The Coming

Written by David Osborne
Review by John Kachuba

Much has been written about the Lewis and Clark expedition to the uncharted territories of America’s Northwest, including biographies of Sacajawea, the young Indian woman who served as a scout for the Corps of Discovery. Along the way, the expedition leaders made friends with the Nez Perce people, a friendship that both sides believed would be everlasting. A little-known, but factual, result of this friendship was the birth of a boy to William Clark and an unidentified Nez Perce woman. The boy was named Daytime Smoke. He grew up with the Nez Perce when his father’s expedition left the area and headed back east.

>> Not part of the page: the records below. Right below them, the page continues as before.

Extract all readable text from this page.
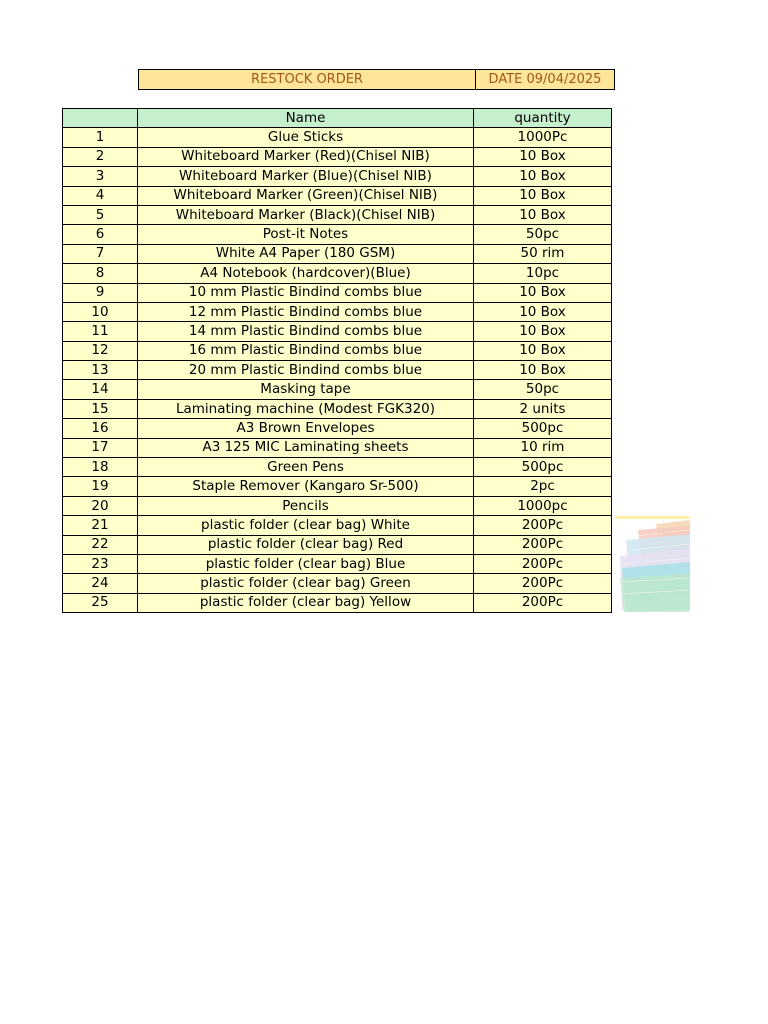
RESTOCK ORDER	DATE 09/04/2025
	Name	quantity
1	Glue Sticks	1000Pc
2	Whiteboard Marker (Red)(Chisel NIB)	10 Box
3	Whiteboard Marker (Blue)(Chisel NIB)	10 Box
4	Whiteboard Marker (Green)(Chisel NIB)	10 Box
5	Whiteboard Marker (Black)(Chisel NIB)	10 Box
6	Post-it Notes	50pc
7	White A4 Paper (180 GSM)	50 rim
8	A4 Notebook (hardcover)(Blue)	10pc
9	10 mm Plastic Bindind combs blue	10 Box
10	12 mm Plastic Bindind combs blue	10 Box
11	14 mm Plastic Bindind combs blue	10 Box
12	16 mm Plastic Bindind combs blue	10 Box
13	20 mm Plastic Bindind combs blue	10 Box
14	Masking tape	50pc
15	Laminating machine (Modest FGK320)	2 units
16	A3 Brown Envelopes	500pc
17	A3 125 MIC Laminating sheets	10 rim
18	Green Pens	500pc
19	Staple Remover (Kangaro Sr-500)	2pc
20	Pencils	1000pc
21	plastic folder (clear bag) White	200Pc
22	plastic folder (clear bag) Red	200Pc
23	plastic folder (clear bag) Blue	200Pc
24	plastic folder (clear bag) Green	200Pc
25	plastic folder (clear bag) Yellow	200Pc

As more whites move northwest, Smoke is torn between his white and Nez Perce identities, spending several years trying to live as a soyappo—a white—until disease and killings and treaties that are always broken, push him squarely into the Nez Perce camp.

This debut novel imagines the life of Smoke and accurately chronicles the relationship between the U.S. government and the Native peoples of the Northwest, particularly the Nez Perce. Osborne says the novel was ten years in the making, and the deep level of his research is obvious in this richly detailed story. Biographical information about Smoke is almost nonexistent, but the author weaves his imagined life effortlessly into the lives of the other characters, almost all of whom are real-life figures, to create an exciting and engrossing story.

The novel, mirroring U.S.-Native relations over the centuries, is often horrifying and heartbreaking. Yet there are many lessons to be learned here, not the least of which is about acceptance and tolerance of the Other. This novel is a must-read for those interested in Native American history.